Aupados por el choteo, los de la industria cinematográfica de entonces les llamábamos «negrometrajes» a aquellos filmes que mostraban la odiosa esclavitud: El otro Francisco (1974) y Rancheador (1976), de Sergio Giral; y La última cena (1976), de Tomás Gutiérrez Alea. Cuando Roble de olor (2003), de Rigoberto López, no; ya eran otros los tiempos y se había extinguido tal calificativo.
Biográficos los ha habido: Plácido (1986), de Sergio Giral; José Martí: el ojo del canario (2010) e Insumisas (2018), de Fernando Pérez; y Buscando a Casal (2020), de Jorge Luis Sánchez.

También la exploración en los dogmas del oscurantismo religioso en Una pelea cubana contra los demonios (1971), de Tomás Gutiérrez Alea.
Pero es a Humberto Solás a quien le toca el cetro. No solamente por haber inaugurado tal corriente con el primer cuento de Lucía (1968), sino por irrumpir con una obra de muy alta densidad artística, y que, para hoy adentrarse cinematográficamente en el siglo XIX, irremediablemente un cineasta tendría que estudiar esa propuesta fílmica.
Humberto, en ese primer cuento (y en los otros dos), juntó a grandes artistas de todos los tiempos en nuestro cine: el director de fotografía Jorge Herrera, el escenógrafo Pedro García Espinosa, la diseñadora de vestuario María Elena Molinet, el editor Nelson Rodríguez, el músico Leo Brouwer y la maquillista Magaly Pompa, además de un elenco encabezado por Raquel Revuelta, Idalia Anreus, Eduardo Moure y Herminia Sánchez, entre otros.

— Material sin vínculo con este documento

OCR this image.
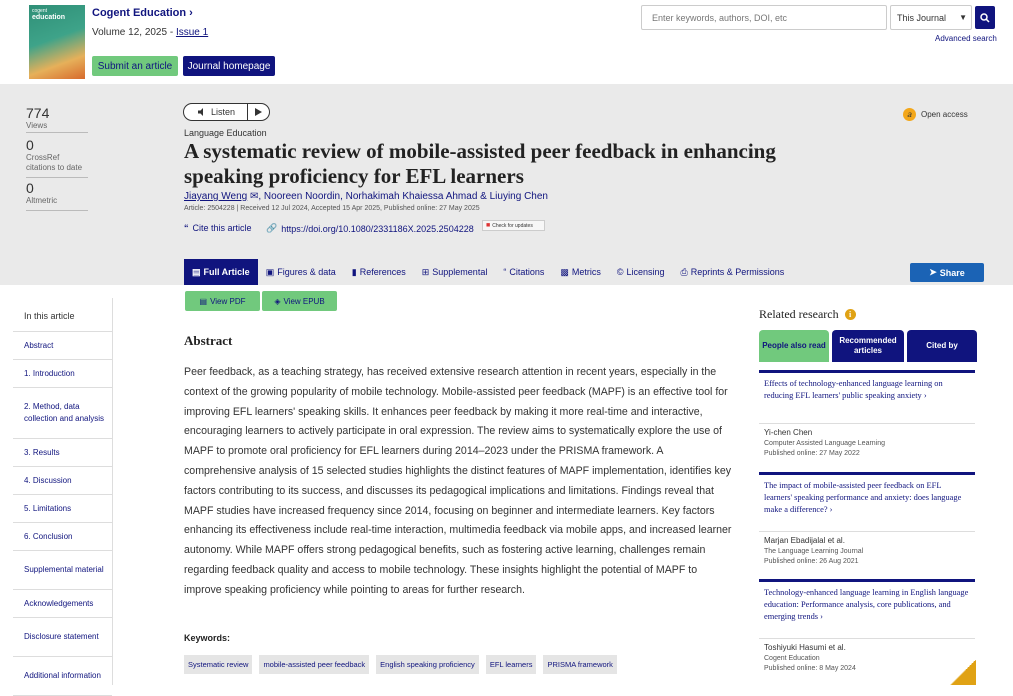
cogent
education Cogent Education ›
Volume 12, 2025 - Issue 1
Submit an article	Journal homepage
Enter keywords, authors, DOI, etc	This Journal ▼
Advanced search
774
Views
0
CrossRef citations to date
0
Altmetric
Listen
Language Education
A systematic review of mobile-assisted peer feedback in enhancing speaking proficiency for EFL learners
Jiayang Weng ✉, Nooreen Noordin, Norhakimah Khaiessa Ahmad & Liuying Chen
Article: 2504228 | Received 12 Jul 2024, Accepted 15 Apr 2025, Published online: 27 May 2025
“ Cite this article 🔗 https://doi.org/10.1080/2331186X.2025.2504228 ■ Check for updates
𝑎	Open access
▤ Full Article ▣ Figures & data ▮ References ⊞ Supplemental “ Citations ▩ Metrics © Licensing ⎙ Reprints & Permissions	➤ Share
In this article
Abstract
1. Introduction
2. Method, data collection and analysis
3. Results
4. Discussion
5. Limitations
6. Conclusion
Supplemental material
Acknowledgements
Disclosure statement
Additional information
▤ View PDF	◈ View EPUB
Abstract
Peer feedback, as a teaching strategy, has received extensive research attention in recent years, especially in the context of the growing popularity of mobile technology. Mobile-assisted peer feedback (MAPF) is an effective tool for improving EFL learners' speaking skills. It enhances peer feedback by making it more real-time and interactive, encouraging learners to actively participate in oral expression. The review aims to systematically explore the use of MAPF to promote oral proficiency for EFL learners during 2014–2023 under the PRISMA framework. A comprehensive analysis of 15 selected studies highlights the distinct features of MAPF implementation, identifies key factors contributing to its success, and discusses its pedagogical implications and limitations. Findings reveal that MAPF studies have increased frequency since 2014, focusing on beginner and intermediate learners. Key factors enhancing its effectiveness include real-time interaction, multimedia feedback via mobile apps, and increased learner autonomy. While MAPF offers strong pedagogical benefits, such as fostering active learning, challenges remain regarding feedback quality and access to mobile technology. These insights highlight the potential of MAPF to improve speaking proficiency while pointing to areas for further research.
Keywords:
Systematic review	mobile-assisted peer feedback	English speaking proficiency	EFL learners	PRISMA framework
Related research	i
People also read
Recommended articles
Cited by
Effects of technology-enhanced language learning on reducing EFL learners' public speaking anxiety ›
Yi-chen Chen
Computer Assisted Language Learning
Published online: 27 May 2022
The impact of mobile-assisted peer feedback on EFL learners' speaking performance and anxiety: does language make a difference? ›
Marjan Ebadijalal et al.
The Language Learning Journal
Published online: 26 Aug 2021
Technology-enhanced language learning in English language education: Performance analysis, core publications, and emerging trends ›
Toshiyuki Hasumi et al.
Cogent Education
Published online: 8 May 2024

Pienso que en parte su calidad insuperable radica, además del guion y naturalmente la puesta en escena, en el inteligentísimo uso de las posibilidades expresivas del blanco y negro, corroborado por la reciente restauración, de ahí que todo filme con ese cromatismo y de similar corte «epocal» que vino después, sencillamente no pudo zafarse de la sombra de esa gran película, hasta que con la llegada del color apareció otra con la que Lucía tuvo que compartir la cumbre.
La última cena, la gran película de Titón después de Memorias del subdesarrollo (1968), que siento que no se ha valorado como merece, no fue la primera cinta cubana en colores que se inspirara en aquellos siglos coloniales, sino Rancheador. Pero, indudablemente, fue inaugural entre nosotros en no dejarse seducir por el naturalismo del color, sometiendo este a la necesidad de expresar un contexto, un tiempo, con un argumento centrado en el manejo esclavista del siglo XVIII.
A partir de un breve relato de Manuel Moreno Fraginals que aparece en su exhaustivo ensayo El ingenio (1964), Titón también juntó a un equipo de extraordinarios artistas, como el director de fotografía Mario García Joya (Mayito), el sonidista Germinal Hernández, el primer asistente de dirección Mario Crespo y los antes citados Leo Brouwer y Nelson Rodríguez, a la par de un elenco actoral con Nelson Villagra como cabeza de cartel, seguido por Tito Junco, Samuel Claxton y José Antonio Rodríguez, entre otros.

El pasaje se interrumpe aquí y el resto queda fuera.